Robinson Cano doesn't want to talk contract, but his dad doesn't mind

Mets pitcher Matt Harvey says he's sorry for hitting the Yankees Robinson Cano in the first inning of Tuesday nights All-Star Game at Citi Field. Videojournalists: Mario Gonzalez and Robert Cassidy (July 16, 2013)

It was the one topic capable of wiping away Robinson Cano's ever-present smile.

Several hours before Cano took the field as the American League's starting second baseman in the 84th All-Star Game, the Yankee was asked about a comment his father had made minutes earlier.

The crux of the remark was a restatement of something Jose Cano said early in spring training -- that he was confident Cano, a free agent at season's end, would remain with the Yankees.

"Next question," Cano said tersely. "I'm not saying anything about the contract."

It has been the topic that, despite Cano's wishes, hasn't gone away. He discussed it in spring training, though not in great detail, then all but indicated there would be a moratorium on contract talk. The 30-year-old has mostly stuck to his guns but, naturally, that hasn't stopped others from discussing his impending free agency.

Jose Cano, speaking March 4 in Tampa before the Dominican Republic team -- for which the elder Cano was a coach and the younger its second baseman -- worked out at Steinbrenner Field, and said he didn't think Cano would feel "comfortable going to another city."

Cano, after taking batting practice that day, laughed when told of the remark. "That's what he says," he said.

There was no smile from Robinson Cano, not regarding that topic anyway, Tuesday.

Plenty, too, has happened since then, not the least of which was Cano's decision to leave super-agent Scott Boras for Roc Nation Sports, an agency formed by Jay-Z. Robinson Cano privately hasn't expanded on the switch, nor did Jose, though he offered more than his son has.

"That's the company . . . they say whatever he touches turns to gold," Jose said of Jay-Z. "I know they're going to do very good with Robbie."

As for the reason for splitting with Boras, Jose said: "I don't know. I can't say anything. Robinson can tell you that . . . this is a business.
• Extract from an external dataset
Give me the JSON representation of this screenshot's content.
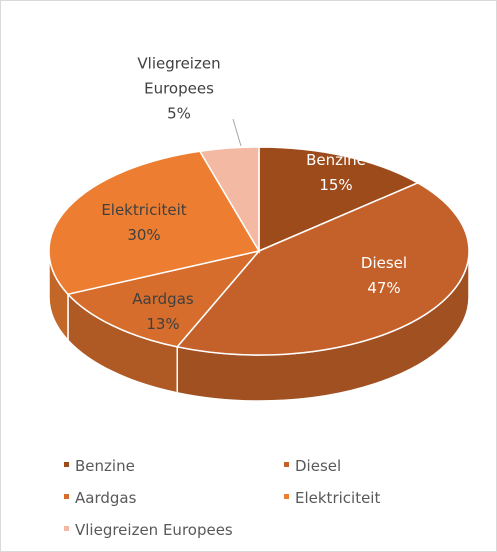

It's nothing personal. The same way agents make decisions to take some players and [not others]."

As for the decision Cano faces at year's end, Jose said he feels the same as he did in March.

"I'm confident the Yankees will come up with something good at the end of the season," Jose Cano said. "And I hope he can stay here. It's close to home. It's only three hours. If he goes somewhere else, it might be five, six hours. I don't want to go there. But it's not my decision. He has to make the decision."

A decision that will come down to dollars and years. Managing general partner Hal Steinbrenner said in the spring the Yankees had made a "significant offer" to Cano, though he didn't specify. The feeling then, and this is still the case, is it would be an extreme long shot for something to happen with a new contract before the end of the season.

Jose Cano said, "I don't know" when asked if Robinson would take less to stay with the Yankees but said he'll be consulted whatever the final call is.

"He always asks the family what we think," Jose said. "But he's the one going to make it. He's going to make decision in the end."